Recent advances in high throughput ‘omics’ technologies enable quantitative measurements of expression or abundance of biological molecules in a whole biological system. Various popular omics platforms in systems biology include transcriptomics, proteomics, cytomics and metabolomics. These experiments are usually designed to compare changes observed between different conditions or groups and are often used to identify biomarkers capable of characterising pathological states or response to treatment.
The decreasing costs of these high-throughput platforms now enable repeated measures experiments on the same individuals or biological samples. Such experiments allow a substantial gain in information. For instance, longitudinal designs are more powerful as they reduce the noise due to inter individual variability, as long as the correlation between repeated observations is taken into account. There exists an abundant literature on the analysis of repeated measurements of omics data [1, 2]. In this context, a common approach is to apply a univariate mixed model on each gene followed by multiple testing correction . However, this approach disregards the dependency between genes, and due to the high dimensionality of the data, numerous hypotheses tests must be performed.
The mixed model approach has been used for the analysis of one single data type (e.g. gene expression). However, a growing number of high-throughput data are generated in standard clinical trials. For example, the evaluation of HIV vaccine in phase I/II trials incorporates measurements of counts of numerous types of cell, of the production of intra and extracellular cytokines and of gene expression . The integration of such multi-layer information can help unravel the complexities of a biological system, as each functional level is hypothesized to be related to each other . However the integration of omics data is a challenging task. Firstly, the large number of measured biological entities makes it very difficult to obtain a good overview or understanding of the system under study. Secondly, the small number of samples or patients makes statistical inference difficult and argue for using the maximum amount of available information. Thirdly, the integration of heterogeneous data represents an analytical and numerical challenge when trying to find common patterns in data from different origins.

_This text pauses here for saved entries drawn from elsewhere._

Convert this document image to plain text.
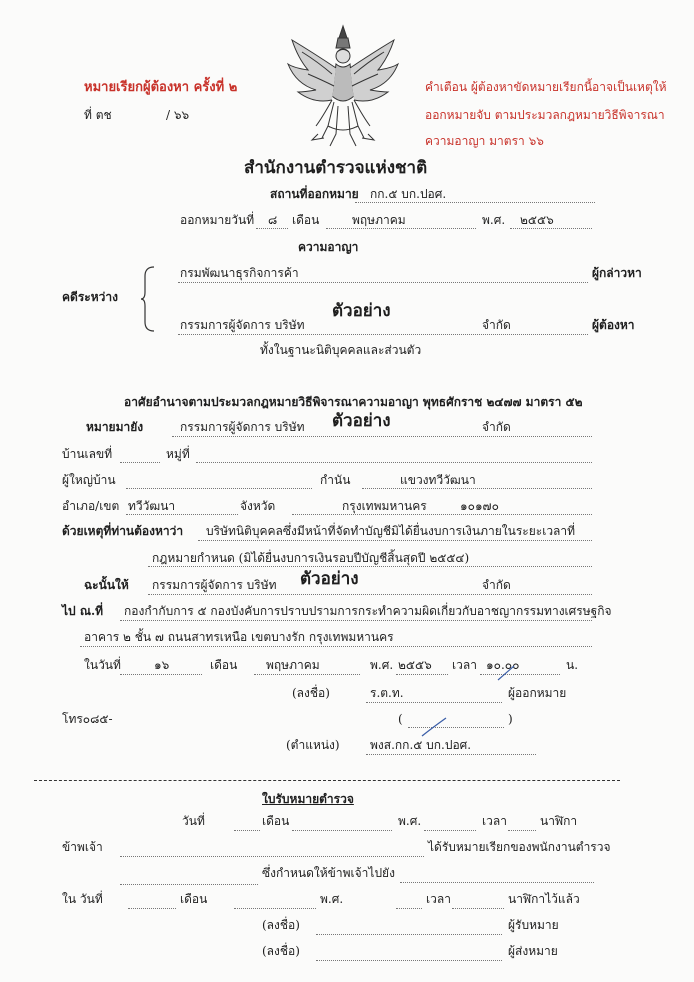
หมายเรียกผู้ต้องหา ครั้งที่ ๒
ที่ ตช	/ ๖๖
คำเตือน ผู้ต้องหาขัดหมายเรียกนี้อาจเป็นเหตุให้
ออกหมายจับ ตามประมวลกฎหมายวิธีพิจารณา
ความอาญา มาตรา ๖๖
สำนักงานตำรวจแห่งชาติ
สถานที่ออกหมาย กก.๕ บก.ปอศ.
ออกหมายวันที่ ๘ เดือน	พฤษภาคม	พ.ศ. ๒๕๕๖
ความอาญา
คดีระหว่าง
กรมพัฒนาธุรกิจการค้า	ผู้กล่าวหา
กรรมการผู้จัดการ บริษัท
ตัวอย่าง
จำกัด	ผู้ต้องหา
ทั้งในฐานะนิติบุคคลและส่วนตัว
อาศัยอำนาจตามประมวลกฎหมายวิธีพิจารณาความอาญา พุทธศักราช ๒๔๗๗ มาตรา ๕๒
หมายมายัง	กรรมการผู้จัดการ บริษัท ตัวอย่าง	จำกัด
บ้านเลขที่	หมู่ที่
ผู้ใหญ่บ้าน	กำนัน	แขวงทวีวัฒนา
อำเภอ/เขต ทวีวัฒนา	จังหวัด	กรุงเทพมหานคร	๑๐๑๗๐
ด้วยเหตุที่ท่านต้องหาว่า บริษัทนิติบุคคลซึ่งมีหน้าที่จัดทำบัญชีมิได้ยื่นงบการเงินภายในระยะเวลาที่
กฎหมายกำหนด (มิได้ยื่นงบการเงินรอบปีบัญชีสิ้นสุดปี ๒๕๕๔)
ฉะนั้นให้ กรรมการผู้จัดการ บริษัท ตัวอย่าง	จำกัด
ไป ณ.ที่ กองกำกับการ ๕ กองบังคับการปราบปรามการกระทำความผิดเกี่ยวกับอาชญากรรมทางเศรษฐกิจ
อาคาร ๒ ชั้น ๗ ถนนสาทรเหนือ เขตบางรัก กรุงเทพมหานคร
ในวันที่	๑๖	เดือน พฤษภาคม	พ.ศ. ๒๕๕๖ เวลา ๑๐.๐๐	น.
(ลงชื่อ)	ร.ต.ท.	ผู้ออกหมาย
โทร๐๘๕-	(	)
(ตำแหน่ง)	พงส.กก.๕ บก.ปอศ.
ใบรับหมายตำรวจ
วันที่	เดือน	พ.ศ.	เวลา	นาฬิกา
ข้าพเจ้า	ได้รับหมายเรียกของพนักงานตำรวจ
ซึ่งกำหนดให้ข้าพเจ้าไปยัง
ใน วันที่	เดือน	พ.ศ.	เวลา	นาฬิกาไว้แล้ว
(ลงชื่อ)	ผู้รับหมาย
(ลงชื่อ)	ผู้ส่งหมาย
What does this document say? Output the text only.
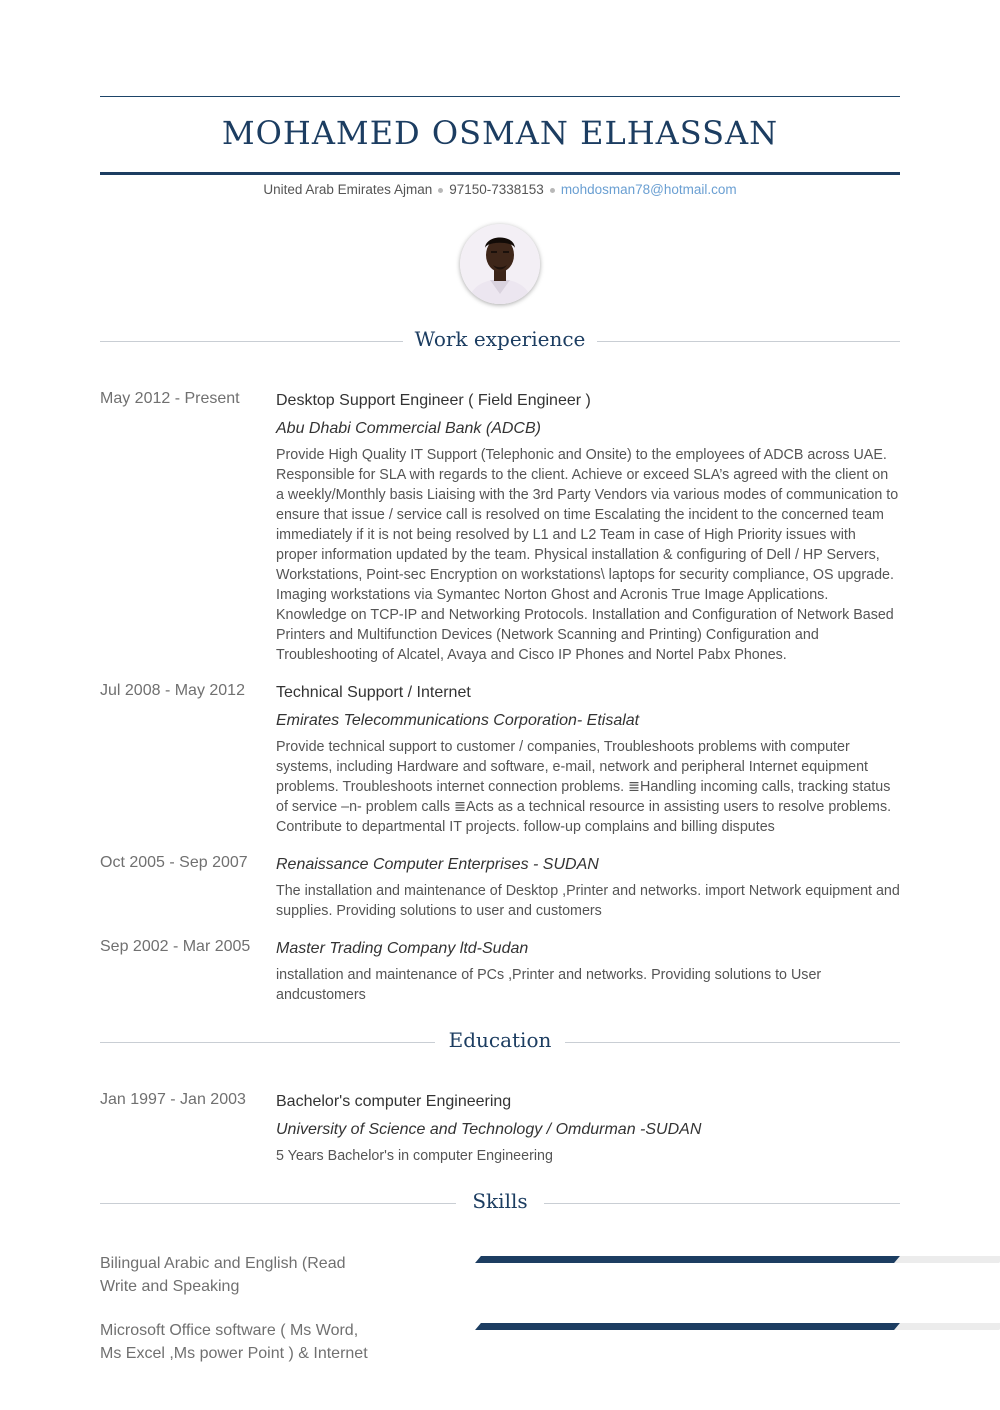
MOHAMED OSMAN ELHASSAN
United Arab Emirates Ajman 97150-7338153 mohdosman78@hotmail.com
Work experience
May 2012 - Present	Desktop Support Engineer ( Field Engineer )
Abu Dhabi Commercial Bank (ADCB)
Provide High Quality IT Support (Telephonic and Onsite) to the employees of ADCB across UAE. Responsible for SLA with regards to the client. Achieve or exceed SLA’s agreed with the client on a weekly/Monthly basis Liaising with the 3rd Party Vendors via various modes of communication to ensure that issue / service call is resolved on time Escalating the incident to the concerned team immediately if it is not being resolved by L1 and L2 Team in case of High Priority issues with proper information updated by the team. Physical installation & configuring of Dell / HP Servers, Workstations, Point-sec Encryption on workstations\ laptops for security compliance, OS upgrade. Imaging workstations via Symantec Norton Ghost and Acronis True Image Applications. Knowledge on TCP-IP and Networking Protocols. Installation and Configuration of Network Based Printers and Multifunction Devices (Network Scanning and Printing) Configuration and Troubleshooting of Alcatel, Avaya and Cisco IP Phones and Nortel Pabx Phones.
Jul 2008 - May 2012	Technical Support / Internet
Emirates Telecommunications Corporation- Etisalat
Provide technical support to customer / companies, Troubleshoots problems with computer systems, including Hardware and software, e-mail, network and peripheral Internet equipment problems. Troubleshoots internet connection problems. ≣Handling incoming calls, tracking status of service –n- problem calls ≣Acts as a technical resource in assisting users to resolve problems. Contribute to departmental IT projects. follow-up complains and billing disputes
Oct 2005 - Sep 2007	Renaissance Computer Enterprises - SUDAN
The installation and maintenance of Desktop ,Printer and networks. import Network equipment and supplies. Providing solutions to user and customers
Sep 2002 - Mar 2005	Master Trading Company ltd-Sudan
installation and maintenance of PCs ,Printer and networks. Providing solutions to User andcustomers
Education
Jan 1997 - Jan 2003	Bachelor's computer Engineering
University of Science and Technology / Omdurman -SUDAN
5 Years Bachelor's in computer Engineering
Skills
Bilingual Arabic and English (Read Write and Speaking
Microsoft Office software ( Ms Word, Ms Excel ,Ms power Point ) & Internet
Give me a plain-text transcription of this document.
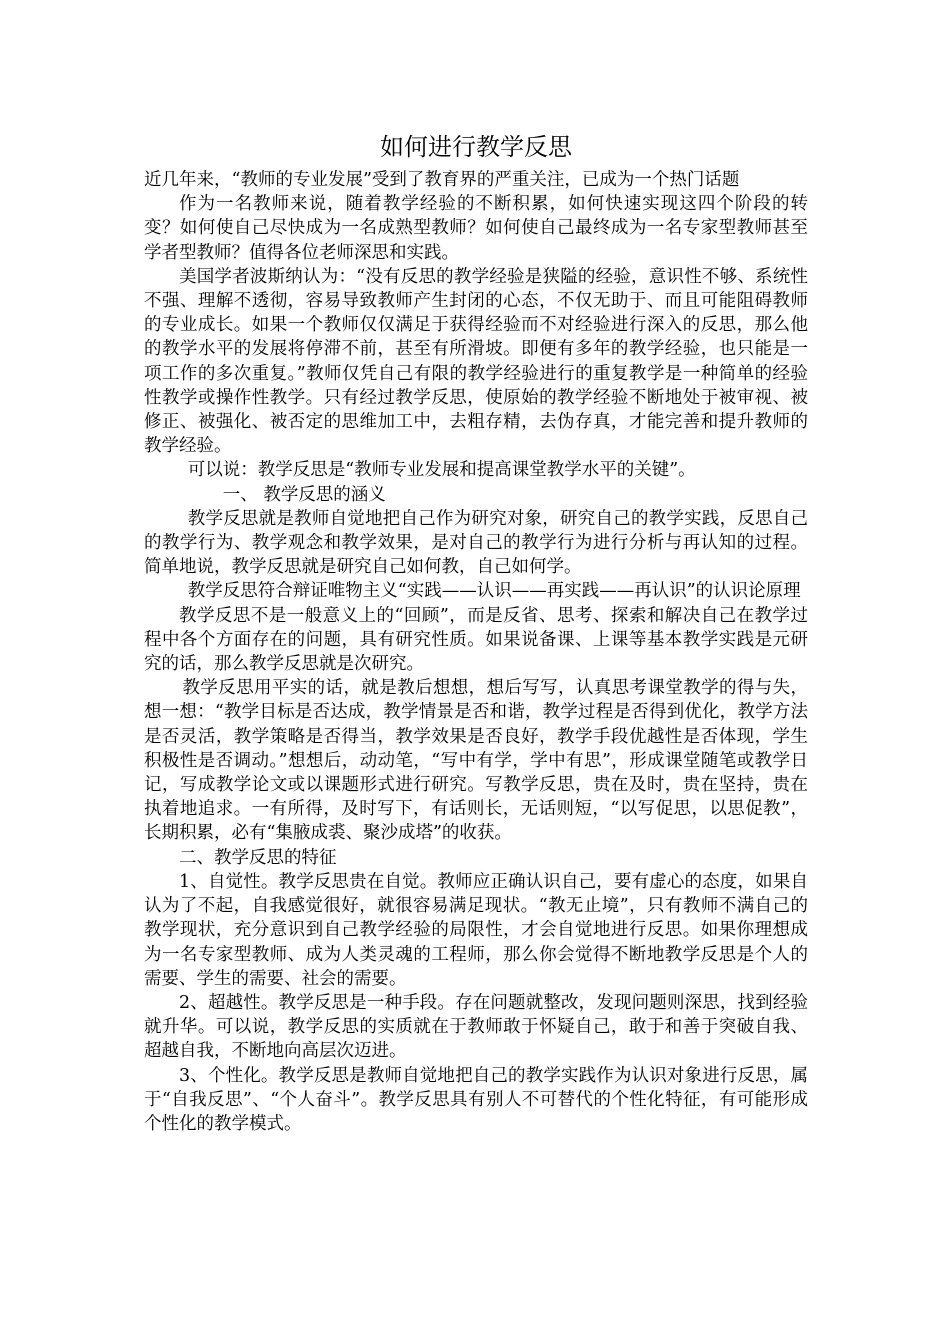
如何进行教学反思

近几年来，“教师的专业发展”受到了教育界的严重关注，已成为一个热门话题

作为一名教师来说，随着教学经验的不断积累，如何快速实现这四个阶段的转变？如何使自己尽快成为一名成熟型教师？如何使自己最终成为一名专家型教师甚至学者型教师？值得各位老师深思和实践。

美国学者波斯纳认为：“没有反思的教学经验是狭隘的经验，意识性不够、系统性不强、理解不透彻，容易导致教师产生封闭的心态，不仅无助于、而且可能阻碍教师的专业成长。如果一个教师仅仅满足于获得经验而不对经验进行深入的反思，那么他的教学水平的发展将停滞不前，甚至有所滑坡。即便有多年的教学经验，也只能是一项工作的多次重复。”教师仅凭自己有限的教学经验进行的重复教学是一种简单的经验性教学或操作性教学。只有经过教学反思，使原始的教学经验不断地处于被审视、被修正、被强化、被否定的思维加工中，去粗存精，去伪存真，才能完善和提升教师的教学经验。

可以说：教学反思是“教师专业发展和提高课堂教学水平的关键”。

一、 教学反思的涵义

教学反思就是教师自觉地把自己作为研究对象，研究自己的教学实践，反思自己的教学行为、教学观念和教学效果，是对自己的教学行为进行分析与再认知的过程。简单地说，教学反思就是研究自己如何教，自己如何学。

教学反思符合辩证唯物主义“实践——认识——再实践——再认识”的认识论原理

教学反思不是一般意义上的“回顾”，而是反省、思考、探索和解决自己在教学过程中各个方面存在的问题，具有研究性质。如果说备课、上课等基本教学实践是元研究的话，那么教学反思就是次研究。

教学反思用平实的话，就是教后想想，想后写写，认真思考课堂教学的得与失，想一想：“教学目标是否达成，教学情景是否和谐，教学过程是否得到优化，教学方法是否灵活，教学策略是否得当，教学效果是否良好，教学手段优越性是否体现，学生积极性是否调动。”想想后，动动笔，“写中有学，学中有思”，形成课堂随笔或教学日记，写成教学论文或以课题形式进行研究。写教学反思，贵在及时，贵在坚持，贵在执着地追求。一有所得，及时写下，有话则长，无话则短，“以写促思，以思促教”，长期积累，必有“集腋成裘、聚沙成塔”的收获。

二、教学反思的特征

1、自觉性。教学反思贵在自觉。教师应正确认识自己，要有虚心的态度，如果自认为了不起，自我感觉很好，就很容易满足现状。“教无止境”，只有教师不满自己的教学现状，充分意识到自己教学经验的局限性，才会自觉地进行反思。如果你理想成为一名专家型教师、成为人类灵魂的工程师，那么你会觉得不断地教学反思是个人的需要、学生的需要、社会的需要。

2、超越性。教学反思是一种手段。存在问题就整改，发现问题则深思，找到经验就升华。可以说，教学反思的实质就在于教师敢于怀疑自己，敢于和善于突破自我、超越自我，不断地向高层次迈进。

3、个性化。教学反思是教师自觉地把自己的教学实践作为认识对象进行反思，属于“自我反思”、“个人奋斗”。教学反思具有别人不可替代的个性化特征，有可能形成个性化的教学模式。
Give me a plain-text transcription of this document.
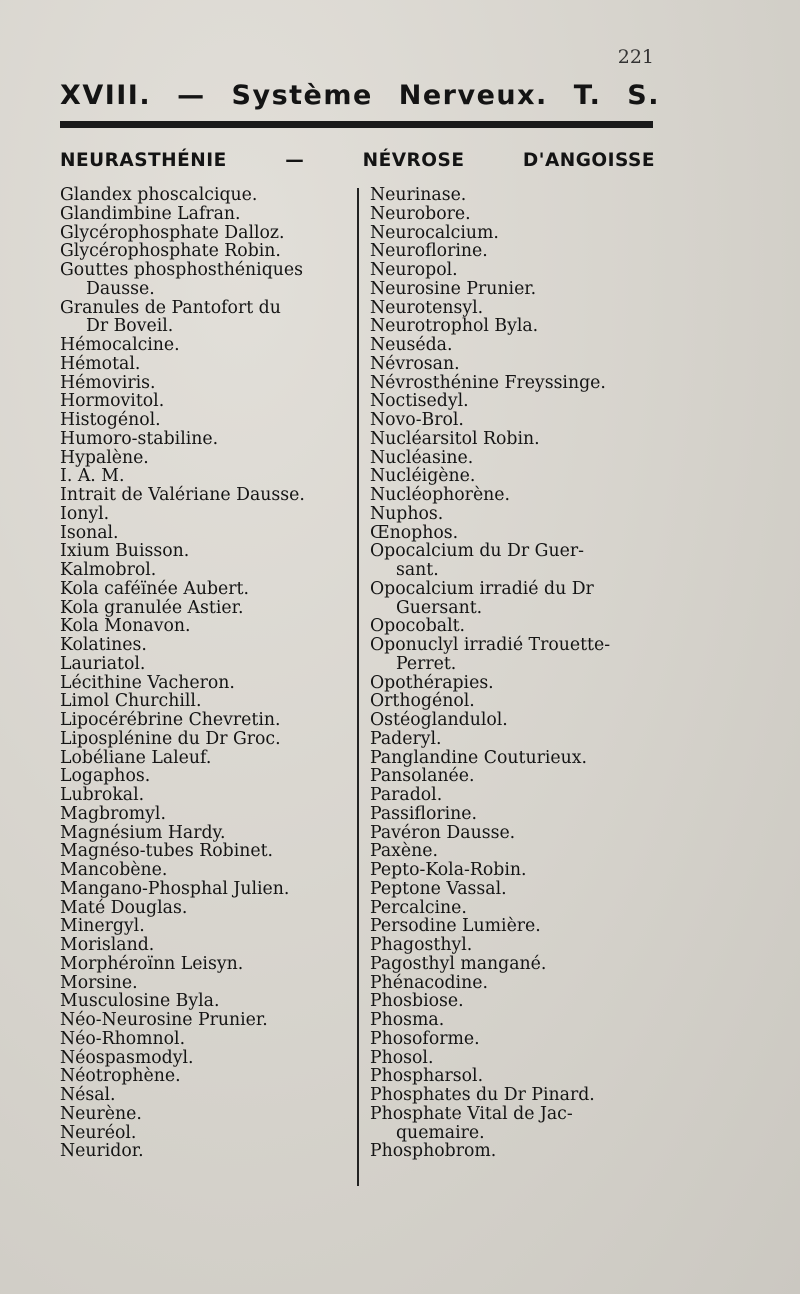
221
XVIII. — Système Nerveux. T. S.
NEURASTHÉNIE — NÉVROSE D'ANGOISSE
Glandex phoscalcique.
Glandimbine Lafran.
Glycérophosphate Dalloz.
Glycérophosphate Robin.
Gouttes phosphosthéniques
Dausse.
Granules de Pantofort du
Dr Boveil.
Hémocalcine.
Hémotal.
Hémoviris.
Hormovitol.
Histogénol.
Humoro-stabiline.
Hypalène.
I. A. M.
Intrait de Valériane Dausse.
Ionyl.
Isonal.
Ixium Buisson.
Kalmobrol.
Kola caféïnée Aubert.
Kola granulée Astier.
Kola Monavon.
Kolatines.
Lauriatol.
Lécithine Vacheron.
Limol Churchill.
Lipocérébrine Chevretin.
Liposplénine du Dr Groc.
Lobéliane Laleuf.
Logaphos.
Lubrokal.
Magbromyl.
Magnésium Hardy.
Magnéso-tubes Robinet.
Mancobène.
Mangano-Phosphal Julien.
Maté Douglas.
Minergyl.
Morisland.
Morphéroïnn Leisyn.
Morsine.
Musculosine Byla.
Néo-Neurosine Prunier.
Néo-Rhomnol.
Néospasmodyl.
Néotrophène.
Nésal.
Neurène.
Neuréol.
Neuridor.
Neurinase.
Neurobore.
Neurocalcium.
Neuroflorine.
Neuropol.
Neurosine Prunier.
Neurotensyl.
Neurotrophol Byla.
Neuséda.
Névrosan.
Névrosthénine Freyssinge.
Noctisedyl.
Novo-Brol.
Nucléarsitol Robin.
Nucléasine.
Nucléigène.
Nucléophorène.
Nuphos.
Œnophos.
Opocalcium du Dr Guer-
sant.
Opocalcium irradié du Dr
Guersant.
Opocobalt.
Oponuclyl irradié Trouette-
Perret.
Opothérapies.
Orthogénol.
Ostéoglandulol.
Paderyl.
Panglandine Couturieux.
Pansolanée.
Paradol.
Passiflorine.
Pavéron Dausse.
Paxène.
Pepto-Kola-Robin.
Peptone Vassal.
Percalcine.
Persodine Lumière.
Phagosthyl.
Pagosthyl mangané.
Phénacodine.
Phosbiose.
Phosma.
Phosoforme.
Phosol.
Phospharsol.
Phosphates du Dr Pinard.
Phosphate Vital de Jac-
quemaire.
Phosphobrom.
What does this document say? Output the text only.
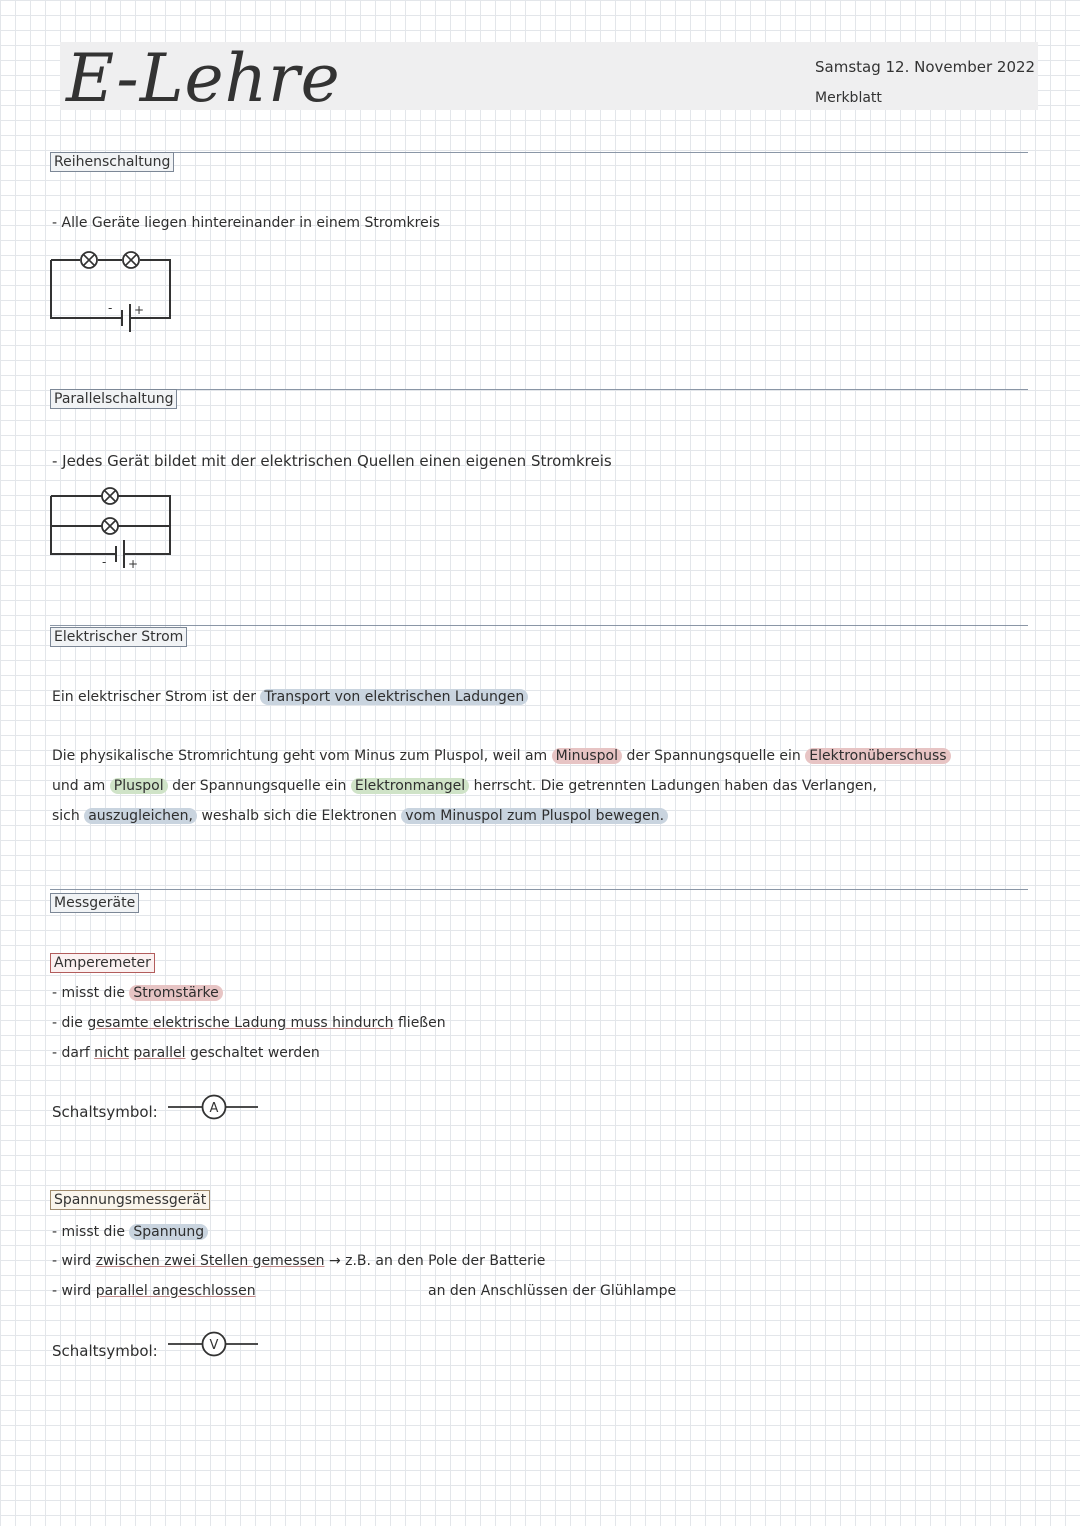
E-Lehre	Samstag 12. November 2022
Merkblatt
Reihenschaltung
- Alle Geräte liegen hintereinander in einem Stromkreis
- +
Parallelschaltung
- Jedes Gerät bildet mit der elektrischen Quellen einen eigenen Stromkreis
- +
Elektrischer Strom
Ein elektrischer Strom ist der Transport von elektrischen Ladungen
Die physikalische Stromrichtung geht vom Minus zum Pluspol, weil am Minuspol der Spannungsquelle ein Elektronüberschuss
und am Pluspol der Spannungsquelle ein Elektronmangel herrscht. Die getrennten Ladungen haben das Verlangen,
sich auszugleichen, weshalb sich die Elektronen vom Minuspol zum Pluspol bewegen.
Messgeräte
Amperemeter
- misst die Stromstärke
- die gesamte elektrische Ladung muss hindurch fließen
- darf nicht parallel geschaltet werden
Schaltsymbol:	A
Spannungsmessgerät
- misst die Spannung
- wird zwischen zwei Stellen gemessen → z.B. an den Pole der Batterie
- wird parallel angeschlossen	an den Anschlüssen der Glühlampe
Schaltsymbol:	V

In recent years, several multivariate approaches have been proposed to combine two omics data, often in an unsupervised framework. In contrast to univariate repeated measures analysis, these linear multivariate approaches take into account the dependency between genes, are able to handle large and noisy data sets and do not face computational issues in the high dimensional case as matrix inversions are avoided. Most importantly in the context of this study, they enable the integration of data coming from different platforms and provide interpretable visualisation tools. These approaches aim at selecting correlated biological entities from two [6–11] or more data sets . In particular, with sparse Partial Least Squares (sPLS) we have shown that the integrative analysis of large scale omics datasets could generate new knowledge not accessible by the analysis of a single data type alone [7, 8]. The biological relevance of this approach has been illustrated recently in some studies [13, 14].
The flexibility and versatility of PLS also enable a supervised framework through PLS-Discriminant Analysis (PLS-DA ). A variant of which has recently been proposed to select discriminative features that best separate the different conditions (sPLS-DA, ). sPLS-DA was shown to give similar performances to classical classification methods such as Machine Learning approaches and variants of Linear Discriminant Analysis and was recently applied in a biological study .
In this paper, we consider a two-step approach to model the correlation between repeated measurements while taking advantage of the multivariate approaches. We first propose to extract the within-sample variation [18–20] before analysing this transformed data set using sPLS-DA for a discriminant analysis or sPLS for an integrative analysis.
Starting from the classical mixed-model, we present the principle of a multilevel analysis to extract the within-sample deviation of the data and we extend the approach to a two-factor analysis. The within data set is then analysed with either sPLS-DA to select discriminative genes between the groups of subjects on a single data set, or with sPLS to select subsets of correlated variables from two data sets. A simulation study is performed which demonstrates the good performance of multilevel sPLS-DA compared to a classical sPLS-DA. The approach is then illustrated on an HIV vaccination study, where the effect of a lipopeptide based vaccine was explored by measuring before and after vaccination various components of the immune response, including gene expression and cytokine secretion. These repeated measurement were made in several in vitro conditions on Peripheral Blood Mononuclear Cells: ‘NS’ (no stimulation); HIV Gag peptides ‘GAG+’ (peptides included in the vaccine), HIV Gag peptides ‘GAG-’ (peptides not included in the vaccine) and ‘LIPO5’ (all five peptides included in the vaccine).